In this study, capacitive and piezoresistive pressure sensors were embedded in a glass fiber composite laminate to observe the pressure changes in the laminate during resin infusion. The results showed that the fiber impregnation can be tracked by measuring the pressure inside the fiber laminate composite using embedded piezoresistive pressure sensors, while the capacitive pressure sensors measured the parasitic capacitance from the dielectric properties of the glass fibers and resin. Pressure tracking is very important when the mold has a complex shape or the laminate is thick, and consequently, the flow behavior of the resin is complicated. Knowledge-based methods have to be utilized to determine the flow comportment of the resin. To develop such a knowledge-based method, sensors must be used. As a result, by varying pressure and temperature in the laminate, the curing can be initiated after ensuring the complete impregnation of the fibers. In particular, for a part with a complex shape, the critical point must be identified, and pressure sensors should be placed there. In this way, before heating the resin to initiate curing, the arrival of the resin and impregnation of the fibers is ensured by measuring the pressure at those critical points.

By having real-time information about the pressure inside the laminate, and monitoring the pressure changes, the number of voids (formed in the spaces between the tows), microvoids (formed in the spaces between the fibers), dry spots, and resin-rich areas will be reduced. This will result in improved quality of the final fiber composite products and reduced wastage products. This allows the production costs and consumed energy to be reduced significantly.

By obtaining the pressure field from inside the laminate, resin flow simulation can be validated. Future work will involve embedding interdigital planar capacitive sensors to track the curing of the resin. Moreover, some mechanical tests (interlaminar shear strength and fatigue tests) could be performed on a composite specimen with and without embedded sensors to determine the distortion caused by the embedded sensor in the composite.
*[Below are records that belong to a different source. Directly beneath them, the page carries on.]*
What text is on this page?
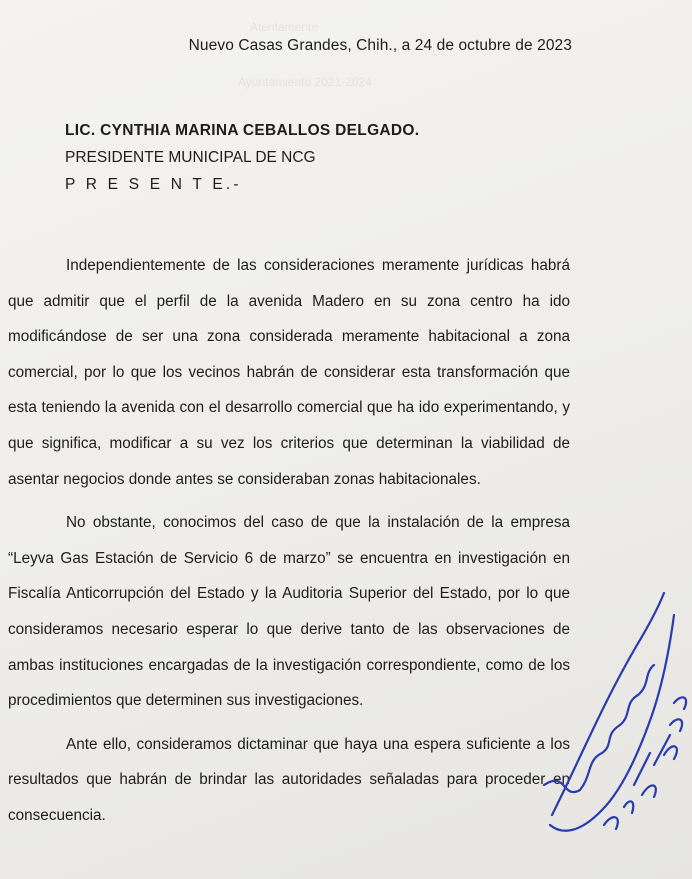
Atentamente
Ayuntamiento 2021-2024
Nuevo Casas Grandes, Chih., a 24 de octubre de 2023
LIC. CYNTHIA MARINA CEBALLOS DELGADO.
PRESIDENTE MUNICIPAL DE NCG
P R E S E N T E.-

Independientemente de las consideraciones meramente jurídicas habrá que admitir que el perfil de la avenida Madero en su zona centro ha ido modificándose de ser una zona considerada meramente habitacional a zona comercial, por lo que los vecinos habrán de considerar esta transformación que esta teniendo la avenida con el desarrollo comercial que ha ido experimentando, y que significa, modificar a su vez los criterios que determinan la viabilidad de asentar negocios donde antes se consideraban zonas habitacionales.

No obstante, conocimos del caso de que la instalación de la empresa “Leyva Gas Estación de Servicio 6 de marzo” se encuentra en investigación en Fiscalía Anticorrupción del Estado y la Auditoria Superior del Estado, por lo que consideramos necesario esperar lo que derive tanto de las observaciones de ambas instituciones encargadas de la investigación correspondiente, como de los procedimientos que determinen sus investigaciones.

Ante ello, consideramos dictaminar que haya una espera suficiente a los resultados que habrán de brindar las autoridades señaladas para proceder en consecuencia.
The outlook suggests the direction of replacing the wire bonding method with flip chip technology. This will eliminate the wire debonding that occurs during measurement and the need for a protective cap. Moreover, it will result in smaller sizes of the embedded sensing equipment inside the composite laminate, which entails the usage of less mechanically invasive instruments. The next step could involve embedding the pressure sensor on a flexible board in different composite production processes, such as high-temperature or high-pressure ones (autoclave processes and presses such as prepreg and thermoplastic materials).